ちはるが夫との連休を満喫した翌日、夕方にやってきた。対面キッチンのカウンターにお土産を置き、ダイニングの椅子を引いて横向きに腰を下ろした。未だ浮かれ気分でジャケットを腰に巻く彼女は背もたれに手を掛け、しばらく彩香と旅行の話に興じた。ひとしきり喋った後、エリがどうなったのか尋ねた。彩香はフライパンで野菜炒めに普段より多めの肉を転がし、隣の鍋でみその塊が沈むのを気にして答えた。
「はい、居てもらうことにしました」
「やっぱりね。じゃあ、上の子供部屋を使っているんでしょ」
「ええ。納戸の前の部屋がいいって言うから」
「そうだわ、彩香が使っていた奥の部屋のベッドは寝にくいんだった」
「マットレスが少しへこんでるだけですよ。それなら従姉さんのやつは修理してあるけど、かなり古いベッドじゃないですか」
「大丈夫よ、彼女は体重が軽くて小柄だったし…」
ガラッ
彩香が雪平鍋で菜箸をかき混ぜて火を止め、廊下から入ってきた少女に気を留めた。ほんのりと乾き切ってない髪を見て頭の上で手を握って振った。
「わたし、ドライヤー使ったよ」
エリは裾の感触を確かめた。彼女の目に組んだ脚を彩香へ向ける女性が映った。ちはるは敬語を使われ、話し方に年上の威厳を感じさせた。彼女はタンっと前に進んだ。この家の年長者には丁寧にという意識が働いた。
「こんばんは、ちはるさん。お世話になってます」
「こんばんは。居心地はどう?」
「はい、おかげさまで毎日快適です」
「良かったわ。それで今どこで寝てるのかしら」
「あ、二階で…奥へ行った……えっと、真ん中に…フローリングの……」
上手に話そうとしたエリだが突然の質問に口が回らずにばつが悪そうな顔をした。慣れていないしどろもどろな答えに、ちはるは目を細めた。彩香が「エリちゃ―ん」と炊飯器を叩いた。彼女は対面キッチンの端をぐるりと回り、奥で食器棚を物色した。

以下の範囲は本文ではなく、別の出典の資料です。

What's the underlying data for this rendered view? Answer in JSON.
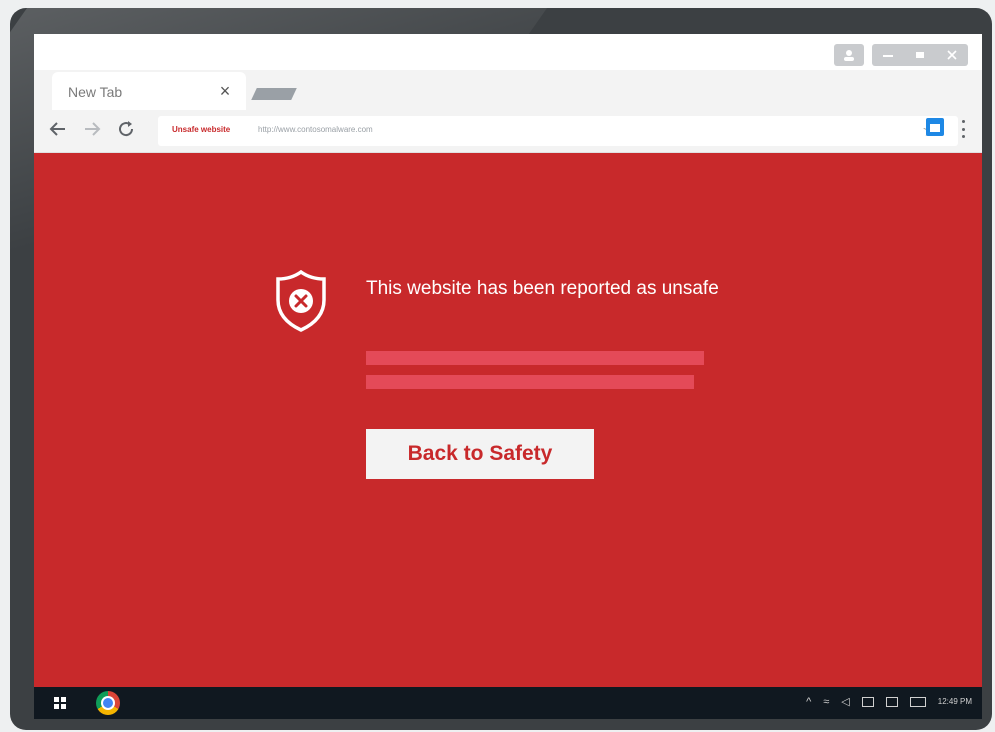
{
  "browser": {
    "tab_title": "New Tab",
    "tab_close_glyph": "×",
    "address_bar": {
      "security_label": "Unsafe website",
      "url": "http://www.contosomalware.com"
    }
  },
  "warning": {
    "icon": "shield-x-icon",
    "message": "This website has been reported as unsafe",
    "button_label": "Back to Safety"
  },
  "taskbar": {
    "clock": "12:49 PM"
  },
  "colors": {
    "danger_background": "#c8292b",
    "redacted_bar": "#e44a58",
    "taskbar": "#101820",
    "button_bg": "#f3f3f3"
  }
}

ちはるはテーブルに肘をついて上体を寄せ、向かい合って一枚の皿を前にちぐはぐに口を開ける二人を見つめた。後ろへ頭を向けるとリビングの隅に今まで見られなかった生活感が出たハンガーの列。振り返ってキッチンの壁に浮き出た扉がオレンジ色で縁取られる。電灯を消し忘れたカフェは再開がまだ先になりそうな感じを受けた。
ともあれ自分のいない間にできた協力関係の垣間見える室内に機嫌が良くなった――彩香はきちんと面倒を見れてるようだし、それなりに家事をこなせるし、そろそろいい人が現れる……なんて事があったり――と期待を滲ませ、なるべく口を挟まずに彼女たちを眺めることにした。